By Lamar Smith
Saturday, November 27th The conventional wisdom has already settled like a blanket over Washington. Allegedly, Hispanics flocked to the polls to punish Republicans for the Arizona immigration law. They "saved" the Senate for Democrats. And on and on. The conventional wisdom, however, is wrong. The 2010 election actually paints a very bright picture of the Republican Party's relations with this country's growing Hispanic population.

Exit polls reported by CNN and updated this week reveal that a historically robust 38 percent of Hispanic voters cast ballots for House Republican candidates in 2010 - more than in 2006 (30 percent) and 2008 (29 percent). In fact, since 1984, Republican House candidates have only won a higher percentage of the Hispanic vote in one election: 2004. This level of Hispanic support for Republican candidates came despite widespread pre-election claims by advocates for illegal immigration that the Arizona law and a pro-rule-of-law stand would undercut Hispanic support for Republicans.

Journalist Shikha Dalmia admitted in Forbes that the 2010 election "casts severe doubts" on the assumption that Hispanics will necessarily be advocates for illegal immigration. "Anti-immigration sentiment," she wrote, is "driven by economic and other fears that have to be addressed anew for every generation regardless of its ethnic make-up."

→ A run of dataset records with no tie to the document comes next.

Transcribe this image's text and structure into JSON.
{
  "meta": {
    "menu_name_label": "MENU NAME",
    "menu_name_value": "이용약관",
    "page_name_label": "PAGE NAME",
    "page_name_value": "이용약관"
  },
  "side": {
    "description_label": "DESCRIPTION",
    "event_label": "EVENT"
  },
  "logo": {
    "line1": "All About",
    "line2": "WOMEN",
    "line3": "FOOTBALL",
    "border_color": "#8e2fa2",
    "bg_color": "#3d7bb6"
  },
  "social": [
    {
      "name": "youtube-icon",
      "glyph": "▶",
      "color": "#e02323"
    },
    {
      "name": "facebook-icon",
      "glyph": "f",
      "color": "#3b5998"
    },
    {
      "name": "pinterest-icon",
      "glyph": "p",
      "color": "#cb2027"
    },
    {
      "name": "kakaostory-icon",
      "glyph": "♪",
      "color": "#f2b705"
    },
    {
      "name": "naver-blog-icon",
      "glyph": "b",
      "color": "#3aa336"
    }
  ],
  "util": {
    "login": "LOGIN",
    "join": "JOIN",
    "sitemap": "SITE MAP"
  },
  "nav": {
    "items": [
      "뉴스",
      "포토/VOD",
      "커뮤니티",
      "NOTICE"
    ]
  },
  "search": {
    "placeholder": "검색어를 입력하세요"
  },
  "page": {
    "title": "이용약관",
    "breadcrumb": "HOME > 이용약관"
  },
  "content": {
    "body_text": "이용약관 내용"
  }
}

Hispanics certainly share these fears with all other American workers, and Hispanic workers face the impact of illegal immigration head-on. Among native-born Hispanics without a high school degree, 35 percent are either unemployed, are so discouraged that they have left the labor force or are forced to work part time.

Many Hispanics indeed voted for the very Republican candidates most identified as having a pro-enforcement or anti-amnesty stance. And these Republicans generally did as well as, or better than, the Republicans running for the same positions in the previous election. According to exit polls reported by CNN:


55 percent of Hispanic voters in Florida voted for Marco Rubio over Charlie Crist and Kendrick Meek (compared with 41 percent for the Republican Senate candidate in 2006);

50 percent voted for Rick Scott over Alex Sink for governor (compared with 49 percent voting for the Republican gubernatorial candidate in 2006);

38 percent voted for Rick Perry over Bill White for governor of Texas (up from 31 percent voting for Perry in 2006);

30 percent voted for Sharron Angle over Harry Reid in the Nevada Senate race (compared with 27 percent voting for the Republican candidate against Reid in 2004);

29 percent voted for Carly Fiorina over Barbara Boxer in the California Senate race (up from 23 percent for the Republican candidate against Boxer in 2004).

28 percent voted for Jan Brewer over Terry Goddard for governor of Arizona (compared with 26 percent voting for the Republican candidate in the 2006 governor's race);

What about the much-trumpeted victories of Reid, Boxer, Gov.-elect Jerry Brown (D-Calif.) and Sen. Michael Bennet (D-Colo.)? Their Republican opponents lost not because they underperformed among Hispanic voters but because they underperformed among white voters. National exit polls reported by CNN indicated that Republican U.S. House candidates received 60 percent of the white vote overall. But Fiorina and Angle won only 52 percent of the white vote, Ken Buck in Colorado won only 51 percent and California gubernatorial candidate Meg Whitman won only 50 percent of the white vote. Had each received 60 percent of the white vote, they all would have won

There was a story in the 2010 midterms that many in the media missed. Dalmia found that "one of the hugely under-reported stories of this election is that Republicans fielded far more minority candidates than Democrats - and they won by touting a restrictionist agenda, proof positive that skin color - and even immigration status - are not always correlated with [illegal] immigration views."

Univision anchor Jorge Ramos, one of the most trusted commentators on Spanish-language television, concluded that "the United States moved to the right, and Latino politicians did so too - among them, a new generation of Hispanic Republicans who support policies that are essentially opposed to the undocumented immigrants in this country."

Who are these pro-rule-of-law Hispanic rising stars in the Republican Party? Voters elected Susana Martinez governor of New Mexico, Brian Sandoval governor of Nevada and Florida's Marco Rubio to the U.S. Senate. Bill Flores, Francisco Canseco, Jaime Herrera, Raul Labrador and David Rivera went to the U.S. House of Representatives.

Even the pro-amnesty advocacy group America's Voice admitted that "Republicans can celebrate their victories, and hold up Rubio, Martinez and Sandoval as evidence that Republicans aren't anti-Hispanic because they can get Latino Republicans elected in states with large Hispanic populations."

On many of the most important issues of our day - jobs, education, support for small businesses and the economy - the Republican positions line up with Hispanic values. Republican approaches to better education, small businesses and job creation demonstrate that the GOP will put policy over politics when it comes to Hispanic outreach. The right way to attract Hispanic support is to emphasize our shared values.